If we read some non-ascii text through a FileReader
in 2.7.2 we get the file contents through the default encoding. On my machine (WIndows) it is not UTF-8, and so I have to take the trouble to decode the file correctly. They arrive in the array as Java char
s, but reading them out is problematic.
PS 236> jython
Jython 2.7.2 (v2.7.2:925a3cc3b49d, Mar 21 2020, 10:03:58)
[Java HotSpot(TM) 64-Bit Server VM (Oracle Corporation)] on java1.8.0_321
Type "help", "copyright", "credits" or "license" for more information.

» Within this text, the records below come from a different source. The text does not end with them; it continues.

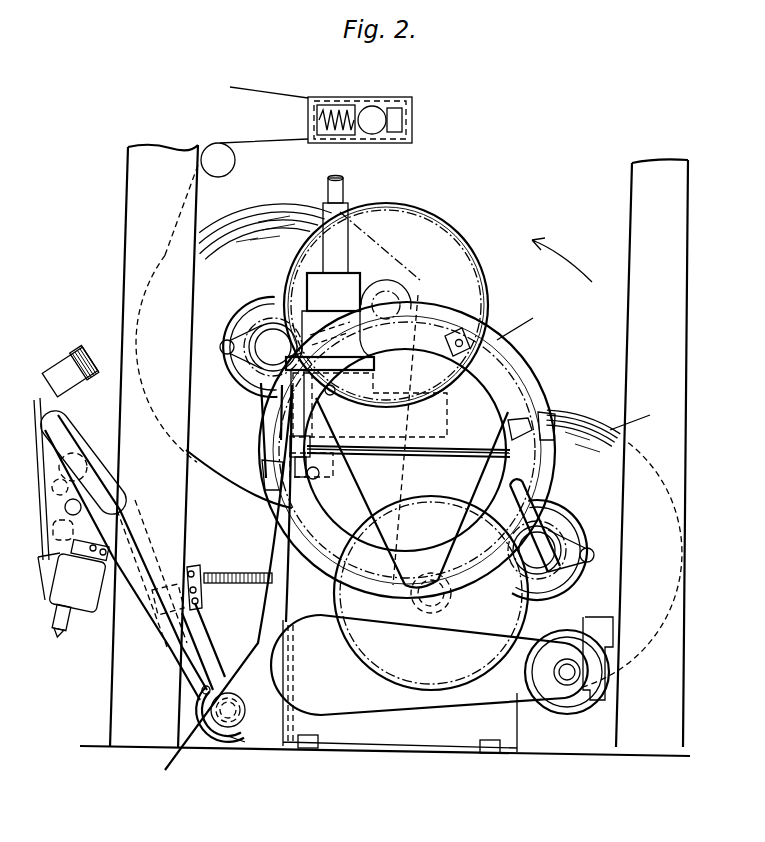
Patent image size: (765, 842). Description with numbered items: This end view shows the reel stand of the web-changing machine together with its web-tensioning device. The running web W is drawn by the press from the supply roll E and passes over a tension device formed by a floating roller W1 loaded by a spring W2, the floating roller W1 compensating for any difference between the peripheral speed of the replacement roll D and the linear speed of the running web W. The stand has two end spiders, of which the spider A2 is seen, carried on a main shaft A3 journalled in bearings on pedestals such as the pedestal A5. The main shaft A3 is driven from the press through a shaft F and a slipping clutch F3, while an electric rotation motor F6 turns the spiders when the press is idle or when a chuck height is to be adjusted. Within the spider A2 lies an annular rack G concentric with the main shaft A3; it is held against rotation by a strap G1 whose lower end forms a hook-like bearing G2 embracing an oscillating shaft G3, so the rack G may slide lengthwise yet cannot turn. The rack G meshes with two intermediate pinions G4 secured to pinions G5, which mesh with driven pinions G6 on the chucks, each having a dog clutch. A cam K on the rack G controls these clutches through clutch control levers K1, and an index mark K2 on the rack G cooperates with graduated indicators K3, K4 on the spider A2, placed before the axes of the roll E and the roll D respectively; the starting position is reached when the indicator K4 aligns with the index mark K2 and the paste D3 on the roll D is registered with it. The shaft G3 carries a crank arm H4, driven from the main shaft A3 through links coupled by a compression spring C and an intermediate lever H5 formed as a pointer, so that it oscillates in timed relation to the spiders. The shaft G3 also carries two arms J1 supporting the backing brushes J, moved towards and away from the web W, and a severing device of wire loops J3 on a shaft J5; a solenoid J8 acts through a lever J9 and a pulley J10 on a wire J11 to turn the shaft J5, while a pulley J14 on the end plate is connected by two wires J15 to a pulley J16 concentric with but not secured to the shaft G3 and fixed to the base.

The running web W is at (250, 140).
The floating roller W1 is at (373, 105).
The spring W2 is at (333, 100).
The supply roll E is at (262, 212).
The shaft F is at (345, 197).
The slipping clutch F3 is at (298, 405).
The rotation motor F6 is at (572, 706).
The annular rack G is at (403, 333).
The strap G1 is at (287, 567).
The hook-like bearing G2 is at (202, 743).
The oscillating shaft G3 is at (240, 745).
The intermediate pinions G4 is at (400, 290).
The pinions G5 is at (450, 227).
The driven pinions G6 is at (258, 322).
The clutch control cam K is at (455, 333).
The clutch control levers K1 is at (310, 370).
The index mark K2 is at (512, 422).
The indicator K3 is at (270, 488).
The indicator K4 is at (546, 412).
The end spider A2 is at (527, 323).
The main shaft A3 is at (393, 472).
The pedestal A5 is at (372, 733).
The replacement roll D is at (639, 419).
The adhesive D3 is at (578, 410).
The crank arm H4 is at (217, 627).
The intermediate lever H5 is at (194, 573).
The compression spring C is at (238, 593).
The backing brushes J is at (75, 348).
The arms J1 is at (95, 490).
The wire loops J3 is at (46, 414).
The shaft J5 is at (52, 484).
The solenoid J8 is at (75, 592).
The lever J9 is at (70, 547).
The pulley J10 is at (53, 533).
The wire J11 is at (64, 510).
The pulley J14 is at (88, 452).
The wires J15 is at (125, 508).
The pulley J16 is at (205, 693).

>>> from java.io import FileReader, FileInputStream, InputStreamReader
>>> from java.nio.charset import Charset
>>> import jarray
>>> reader = InputStreamReader(FileInputStream('greek.txt'), Charset.forName('UTF-8'))
>>> reader.read(chars)
Traceback (most recent call last):
File "<stdin>", line 1, in <module>
NameError: name 'chars' is not defined
>>> chars = jarray.zeros(40, 'c')
>>> reader.read(chars)
11
>>> k = chars[0]
Traceback (most recent call last):
File "<stdin>", line 1, in <module>
java.lang.IllegalArgumentException: Cannot create PyString with non-byte value
In the particular application, I think the file should be treated as bytes.
PS Jython-2> dist\bin\jython
Jython 2.7.4a1-DEV (heads/master:c0a5d43f3, Jul 10 2023, 10:20:01)
[Java HotSpot(TM) 64-Bit Server VM (Oracle Corporation)] on java1.8.0_321
Type "help", "copyright", "credits" or "license" for more information.
>>> from java.io import FileReader, FileInputStream, InputStreamReader
>>> from java.nio.charset import Charset
>>> import jarray
>>> reader = FileInputStream('greek.txt')
>>> buf = jarray.zeros(40, 'b')
>>> reader.read(buf)
21
And then optionally decoded to characters with the correct codec.
>>> from java.nio import ByteBuffer
>>> u = Charset.forName('UTF-8').decode(ByteBuffer.wrap(buf.tostring()))
>>> repr(u)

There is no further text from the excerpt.